Publiée par Barlev Sismondi Bidjocka sur Dimanche 25 octobre 2020

Enragé jusqu’aux tripes, l’annonce de l’arrestation d’un de ces massacres est bien loin de faire chuter son adrénaline. « Ils ont été arrêtés et puis ? Qu'on nous laisse un peu ça Dion. Il va lire l'heure et les enfants vont ressusciter ? Après lui et ses complices d'autres viendront encore tuer on va les arrêter et les exploiter. C'est comme ça à chaque fois. C'est quel laxisme ça. Même le pays qui a l'armée la plus faible au monde ne peut pas se mettre autant à genoux devant quelques petits bandits décidés de traîner tout un État dans la boue. Qu'on arrête un peu de craindre cette CPI et qu'on prenne des mesures qui s'imposent pour protéger les camerounais », a-t-il exigé.

Ils ont été arrêtés et puis ? Qu'on nous laisse un peu ça Dion. Il va lire l'heure et les enfants vont ressusciter ?...

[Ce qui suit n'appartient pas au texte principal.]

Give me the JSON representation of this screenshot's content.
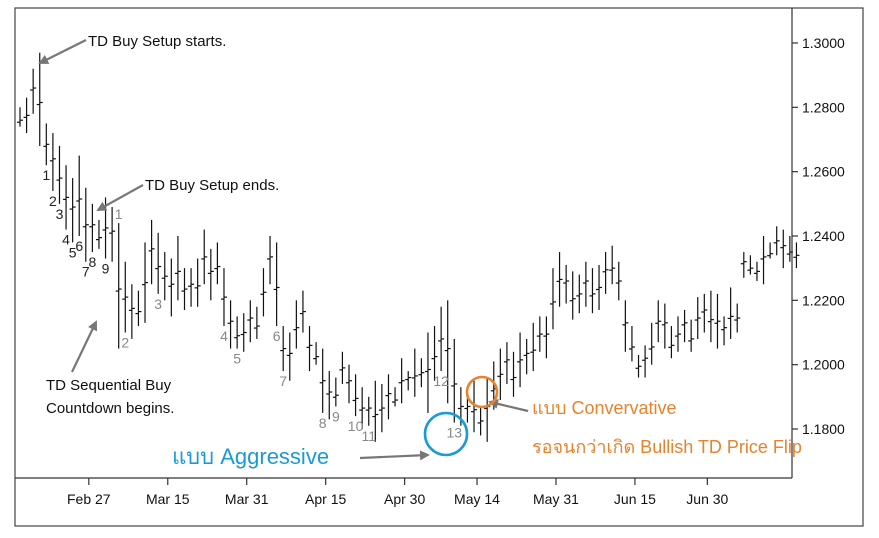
{
  "chart_data": {
    "type": "ohlc",
    "title": "",
    "xlabel": "",
    "ylabel": "",
    "ylim": [
      1.17,
      1.3055
    ],
    "y_ticks": [
      "1.3000",
      "1.2800",
      "1.2600",
      "1.2400",
      "1.2200",
      "1.2000",
      "1.1800"
    ],
    "y_tick_values": [
      1.3,
      1.28,
      1.26,
      1.24,
      1.22,
      1.2,
      1.18
    ],
    "x_tick_labels": [
      "Feb 27",
      "Mar 15",
      "Mar 31",
      "Apr 15",
      "Apr 30",
      "May 14",
      "May 31",
      "Jun 15",
      "Jun 30"
    ],
    "x_tick_index": [
      10,
      22,
      34,
      46,
      58,
      69,
      81,
      93,
      104
    ],
    "grid": false,
    "bars": [
      [
        1.28,
        1.274
      ],
      [
        1.283,
        1.272
      ],
      [
        1.292,
        1.278
      ],
      [
        1.297,
        1.268
      ],
      [
        1.275,
        1.262
      ],
      [
        1.272,
        1.254
      ],
      [
        1.268,
        1.25
      ],
      [
        1.262,
        1.242
      ],
      [
        1.258,
        1.238
      ],
      [
        1.265,
        1.24
      ],
      [
        1.255,
        1.232
      ],
      [
        1.25,
        1.235
      ],
      [
        1.245,
        1.236
      ],
      [
        1.252,
        1.233
      ],
      [
        1.249,
        1.232
      ],
      [
        1.244,
        1.205
      ],
      [
        1.232,
        1.21
      ],
      [
        1.225,
        1.208
      ],
      [
        1.223,
        1.212
      ],
      [
        1.238,
        1.213
      ],
      [
        1.245,
        1.225
      ],
      [
        1.241,
        1.222
      ],
      [
        1.235,
        1.22
      ],
      [
        1.233,
        1.215
      ],
      [
        1.24,
        1.22
      ],
      [
        1.23,
        1.217
      ],
      [
        1.23,
        1.218
      ],
      [
        1.233,
        1.218
      ],
      [
        1.242,
        1.225
      ],
      [
        1.236,
        1.22
      ],
      [
        1.238,
        1.225
      ],
      [
        1.23,
        1.212
      ],
      [
        1.22,
        1.205
      ],
      [
        1.215,
        1.205
      ],
      [
        1.216,
        1.204
      ],
      [
        1.22,
        1.207
      ],
      [
        1.218,
        1.208
      ],
      [
        1.23,
        1.215
      ],
      [
        1.24,
        1.225
      ],
      [
        1.238,
        1.212
      ],
      [
        1.212,
        1.198
      ],
      [
        1.21,
        1.195
      ],
      [
        1.22,
        1.205
      ],
      [
        1.223,
        1.21
      ],
      [
        1.212,
        1.198
      ],
      [
        1.207,
        1.2
      ],
      [
        1.205,
        1.185
      ],
      [
        1.198,
        1.183
      ],
      [
        1.196,
        1.187
      ],
      [
        1.204,
        1.194
      ],
      [
        1.2,
        1.188
      ],
      [
        1.197,
        1.184
      ],
      [
        1.193,
        1.18
      ],
      [
        1.19,
        1.181
      ],
      [
        1.195,
        1.176
      ],
      [
        1.194,
        1.179
      ],
      [
        1.197,
        1.183
      ],
      [
        1.193,
        1.187
      ],
      [
        1.202,
        1.188
      ],
      [
        1.198,
        1.192
      ],
      [
        1.205,
        1.19
      ],
      [
        1.202,
        1.193
      ],
      [
        1.21,
        1.185
      ],
      [
        1.212,
        1.195
      ],
      [
        1.218,
        1.198
      ],
      [
        1.22,
        1.188
      ],
      [
        1.208,
        1.182
      ],
      [
        1.193,
        1.181
      ],
      [
        1.19,
        1.182
      ],
      [
        1.195,
        1.179
      ],
      [
        1.187,
        1.178
      ],
      [
        1.196,
        1.176
      ],
      [
        1.201,
        1.186
      ],
      [
        1.205,
        1.189
      ],
      [
        1.207,
        1.194
      ],
      [
        1.204,
        1.19
      ],
      [
        1.21,
        1.193
      ],
      [
        1.208,
        1.197
      ],
      [
        1.213,
        1.198
      ],
      [
        1.215,
        1.204
      ],
      [
        1.215,
        1.202
      ],
      [
        1.23,
        1.211
      ],
      [
        1.235,
        1.218
      ],
      [
        1.231,
        1.219
      ],
      [
        1.229,
        1.214
      ],
      [
        1.228,
        1.216
      ],
      [
        1.232,
        1.218
      ],
      [
        1.23,
        1.216
      ],
      [
        1.231,
        1.217
      ],
      [
        1.235,
        1.222
      ],
      [
        1.237,
        1.225
      ],
      [
        1.232,
        1.22
      ],
      [
        1.22,
        1.204
      ],
      [
        1.212,
        1.201
      ],
      [
        1.203,
        1.196
      ],
      [
        1.206,
        1.196
      ],
      [
        1.213,
        1.2
      ],
      [
        1.22,
        1.207
      ],
      [
        1.219,
        1.205
      ],
      [
        1.212,
        1.202
      ],
      [
        1.215,
        1.204
      ],
      [
        1.217,
        1.207
      ],
      [
        1.214,
        1.204
      ],
      [
        1.221,
        1.208
      ],
      [
        1.222,
        1.21
      ],
      [
        1.223,
        1.207
      ],
      [
        1.222,
        1.205
      ],
      [
        1.215,
        1.206
      ],
      [
        1.224,
        1.208
      ],
      [
        1.219,
        1.21
      ],
      [
        1.235,
        1.227
      ],
      [
        1.234,
        1.228
      ],
      [
        1.232,
        1.226
      ],
      [
        1.24,
        1.225
      ],
      [
        1.238,
        1.233
      ],
      [
        1.243,
        1.234
      ],
      [
        1.242,
        1.23
      ],
      [
        1.24,
        1.232
      ],
      [
        1.238,
        1.23
      ]
    ],
    "count_labels": [
      {
        "text": "1",
        "bar": 4,
        "side": "below",
        "color": "#222222"
      },
      {
        "text": "2",
        "bar": 5,
        "side": "below",
        "color": "#222222"
      },
      {
        "text": "3",
        "bar": 6,
        "side": "below",
        "color": "#222222"
      },
      {
        "text": "4",
        "bar": 7,
        "side": "below",
        "color": "#222222"
      },
      {
        "text": "5",
        "bar": 8,
        "side": "below",
        "color": "#222222"
      },
      {
        "text": "6",
        "bar": 9,
        "side": "below",
        "color": "#222222"
      },
      {
        "text": "7",
        "bar": 10,
        "side": "below",
        "color": "#222222"
      },
      {
        "text": "8",
        "bar": 11,
        "side": "below",
        "color": "#222222"
      },
      {
        "text": "9",
        "bar": 13,
        "side": "below",
        "color": "#222222"
      },
      {
        "text": "1",
        "bar": 15,
        "side": "above",
        "color": "#888888"
      },
      {
        "text": "2",
        "bar": 16,
        "side": "below",
        "color": "#888888"
      },
      {
        "text": "3",
        "bar": 21,
        "side": "below",
        "color": "#888888"
      },
      {
        "text": "4",
        "bar": 31,
        "side": "below",
        "color": "#888888"
      },
      {
        "text": "5",
        "bar": 33,
        "side": "below",
        "color": "#888888"
      },
      {
        "text": "6",
        "bar": 39,
        "side": "below",
        "color": "#888888"
      },
      {
        "text": "7",
        "bar": 40,
        "side": "below",
        "color": "#888888"
      },
      {
        "text": "8",
        "bar": 46,
        "side": "below",
        "color": "#888888"
      },
      {
        "text": "9",
        "bar": 48,
        "side": "below",
        "color": "#888888"
      },
      {
        "text": "10",
        "bar": 51,
        "side": "below",
        "color": "#888888"
      },
      {
        "text": "11",
        "bar": 53,
        "side": "below",
        "color": "#888888"
      },
      {
        "text": "12",
        "bar": 64,
        "side": "below",
        "color": "#888888"
      },
      {
        "text": "13",
        "bar": 66,
        "side": "below",
        "color": "#888888"
      }
    ],
    "annotations": {
      "setup_start": "TD Buy Setup starts.",
      "setup_end": "TD Buy Setup ends.",
      "countdown_line1": "TD Sequential Buy",
      "countdown_line2": "Countdown begins.",
      "aggressive": "แบบ Aggressive",
      "conservative": "แบบ Convervative",
      "flip": "รอจนกว่าเกิด Bullish TD Price Flip"
    },
    "colors": {
      "bars": "#111111",
      "aggressive": "#1a9ad7",
      "conservative": "#e8822c",
      "axis": "#333333",
      "grey_count": "#888888"
    }
  }
}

Publiée par Barlev Sismondi Bidjocka sur Dimanche 25 octobre 2020

Depuis près de quatre ans, les Cameroun fait face à une crise exactions des milices séparatistes dans ses régions anglophones. Malgré la batterie de mesures prises par les pouvoirs publics, un calme définitif n’est toujours pas de retour. Alors que le pays tout entier se félicitait de l’effectivité de la rentrée scolaire 2020-2021 dans l’ensemble des dix régions, ce 24 octobre, les séparatistes ont entrepris d’assassiner l’école en ouvrant sur les écoliers. Six morts et treize blessés, les pauvres innocents ont payé le prix.